The wildcat notes issued by some Nebraska territorial banks caused considerable financial instability. The bills had insufficient backing and in some instances, no backing at all. Late in the summer of 1857, a financial panic in the East caused many of these banks to close their doors. A. G. Warner, in a historical paper read before the Nebraska State Historical Society in 1887, recalled the circumstances of the collapse of the Nemaha Valley Bank of Brownville in the fall of 1857 (Transactions and Reports, Vol. II, 1887):
“The Brownville Advertiser noted it as a misfortune that [Thomas L.] McKoy, the president of the bank, was absent in the east at the time of the crisis. This may have been a misfortune, but certainly it was not so for the gentleman himself. Nor did he hasten to get back with all the speed that had been expected of him. In fact he never came back at all . . . .
“[Alexander] Hallam, McKoy, and all that had been connected with the bank suddenly vanished. Advertisements failed to bring them to light, but each time as a given [legal] case was about to go against them by default, an attorney would put in an appearance, and spend his time making technical pleas designed to delay proceedings. Property was levied on that turned out to belong to other folks; a lot or two was sold. Finally in June, 1850 [1858], Sheriff Plasters levied upon a safe, a table, a stove, and a letter-press, which altogether brought $63.”
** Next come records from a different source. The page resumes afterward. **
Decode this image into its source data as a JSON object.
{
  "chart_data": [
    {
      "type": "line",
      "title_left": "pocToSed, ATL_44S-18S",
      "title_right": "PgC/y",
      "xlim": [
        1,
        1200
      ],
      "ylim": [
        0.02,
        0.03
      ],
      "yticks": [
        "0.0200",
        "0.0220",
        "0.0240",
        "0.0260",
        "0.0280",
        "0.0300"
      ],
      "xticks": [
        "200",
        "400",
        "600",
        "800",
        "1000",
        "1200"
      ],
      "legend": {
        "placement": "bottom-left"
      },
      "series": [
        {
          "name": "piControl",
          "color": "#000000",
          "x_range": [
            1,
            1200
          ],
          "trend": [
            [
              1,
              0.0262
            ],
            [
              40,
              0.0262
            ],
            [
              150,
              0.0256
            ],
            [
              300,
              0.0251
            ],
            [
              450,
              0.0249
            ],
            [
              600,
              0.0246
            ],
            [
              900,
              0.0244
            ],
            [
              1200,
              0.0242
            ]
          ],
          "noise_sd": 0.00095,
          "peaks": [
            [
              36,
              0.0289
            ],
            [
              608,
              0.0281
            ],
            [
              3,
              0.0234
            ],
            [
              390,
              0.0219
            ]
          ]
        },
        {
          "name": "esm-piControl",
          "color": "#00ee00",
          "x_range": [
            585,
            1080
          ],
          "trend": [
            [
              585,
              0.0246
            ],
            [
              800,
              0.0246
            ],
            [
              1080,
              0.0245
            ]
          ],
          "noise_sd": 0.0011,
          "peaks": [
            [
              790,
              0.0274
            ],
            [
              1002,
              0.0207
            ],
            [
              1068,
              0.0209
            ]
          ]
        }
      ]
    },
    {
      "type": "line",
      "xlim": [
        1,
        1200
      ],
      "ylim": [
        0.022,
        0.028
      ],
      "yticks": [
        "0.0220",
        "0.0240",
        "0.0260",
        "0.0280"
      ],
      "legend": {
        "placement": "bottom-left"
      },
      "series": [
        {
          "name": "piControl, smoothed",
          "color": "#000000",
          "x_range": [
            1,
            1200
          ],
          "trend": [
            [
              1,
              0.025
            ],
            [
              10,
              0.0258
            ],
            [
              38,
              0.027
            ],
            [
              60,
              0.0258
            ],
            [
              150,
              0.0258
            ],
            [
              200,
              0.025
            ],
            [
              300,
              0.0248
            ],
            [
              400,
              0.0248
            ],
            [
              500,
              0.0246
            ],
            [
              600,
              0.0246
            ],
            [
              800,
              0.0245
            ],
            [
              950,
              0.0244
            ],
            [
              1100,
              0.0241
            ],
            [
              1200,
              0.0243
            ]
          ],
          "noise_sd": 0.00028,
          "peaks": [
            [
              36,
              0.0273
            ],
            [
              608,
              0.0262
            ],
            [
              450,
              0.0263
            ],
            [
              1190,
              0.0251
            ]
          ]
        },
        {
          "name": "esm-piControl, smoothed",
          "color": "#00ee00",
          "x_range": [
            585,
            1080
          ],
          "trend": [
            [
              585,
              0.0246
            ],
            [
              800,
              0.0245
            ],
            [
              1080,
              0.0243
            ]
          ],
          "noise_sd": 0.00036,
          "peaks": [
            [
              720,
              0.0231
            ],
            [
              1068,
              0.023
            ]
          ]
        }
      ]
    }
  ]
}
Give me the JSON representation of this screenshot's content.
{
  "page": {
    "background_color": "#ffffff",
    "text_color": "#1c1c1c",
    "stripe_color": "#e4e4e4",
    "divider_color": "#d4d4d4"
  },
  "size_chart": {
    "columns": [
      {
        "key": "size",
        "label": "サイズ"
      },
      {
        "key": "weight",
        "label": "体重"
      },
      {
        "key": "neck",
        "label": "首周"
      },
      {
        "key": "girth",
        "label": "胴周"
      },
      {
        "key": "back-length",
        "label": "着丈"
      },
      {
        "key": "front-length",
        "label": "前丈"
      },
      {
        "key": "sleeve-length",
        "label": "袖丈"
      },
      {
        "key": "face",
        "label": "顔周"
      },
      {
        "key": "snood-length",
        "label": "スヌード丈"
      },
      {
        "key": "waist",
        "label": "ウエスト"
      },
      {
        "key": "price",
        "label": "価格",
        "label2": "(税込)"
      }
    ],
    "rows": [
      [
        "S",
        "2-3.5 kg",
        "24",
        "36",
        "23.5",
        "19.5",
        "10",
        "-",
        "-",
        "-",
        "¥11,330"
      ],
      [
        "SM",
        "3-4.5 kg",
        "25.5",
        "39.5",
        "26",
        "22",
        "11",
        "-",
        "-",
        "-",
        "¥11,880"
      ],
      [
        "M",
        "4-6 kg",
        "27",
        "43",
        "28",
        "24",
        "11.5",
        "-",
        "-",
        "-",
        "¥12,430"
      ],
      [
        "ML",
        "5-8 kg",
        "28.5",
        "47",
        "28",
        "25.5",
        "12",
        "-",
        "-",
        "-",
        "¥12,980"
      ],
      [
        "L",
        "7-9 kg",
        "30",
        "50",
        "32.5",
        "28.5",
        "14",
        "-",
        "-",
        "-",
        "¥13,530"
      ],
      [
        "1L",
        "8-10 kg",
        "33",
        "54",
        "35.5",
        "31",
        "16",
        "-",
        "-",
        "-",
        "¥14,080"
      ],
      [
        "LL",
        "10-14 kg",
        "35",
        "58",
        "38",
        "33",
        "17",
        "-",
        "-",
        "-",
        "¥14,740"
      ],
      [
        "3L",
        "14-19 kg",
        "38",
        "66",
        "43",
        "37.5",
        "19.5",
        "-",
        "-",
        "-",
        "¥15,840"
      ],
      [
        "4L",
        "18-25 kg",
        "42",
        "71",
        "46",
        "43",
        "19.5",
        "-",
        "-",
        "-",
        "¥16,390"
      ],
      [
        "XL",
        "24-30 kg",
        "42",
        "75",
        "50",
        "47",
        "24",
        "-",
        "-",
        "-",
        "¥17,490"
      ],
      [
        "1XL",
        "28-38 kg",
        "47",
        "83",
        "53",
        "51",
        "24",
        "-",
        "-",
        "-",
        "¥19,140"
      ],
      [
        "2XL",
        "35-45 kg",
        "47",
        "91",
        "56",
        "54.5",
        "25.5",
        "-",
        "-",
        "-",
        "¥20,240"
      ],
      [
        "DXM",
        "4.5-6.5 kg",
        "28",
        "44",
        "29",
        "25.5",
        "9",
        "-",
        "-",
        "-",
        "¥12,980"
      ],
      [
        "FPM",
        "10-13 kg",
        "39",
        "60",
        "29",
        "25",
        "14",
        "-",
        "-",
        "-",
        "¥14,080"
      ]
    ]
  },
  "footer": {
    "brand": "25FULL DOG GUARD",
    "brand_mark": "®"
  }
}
The writer of the above reminiscence remembered holding “one of the old worthless promises to pay up to the light, half expecting to find a watermark representing a wild cat rampant, but none was visible. The printer had done his utmost to make the bills valuable, and so well had he accomplished his purpose that long after the bank had failed, an enterprising citizen of Brownville took a pocketful of the currency down below St. Louis and passed it as good money.”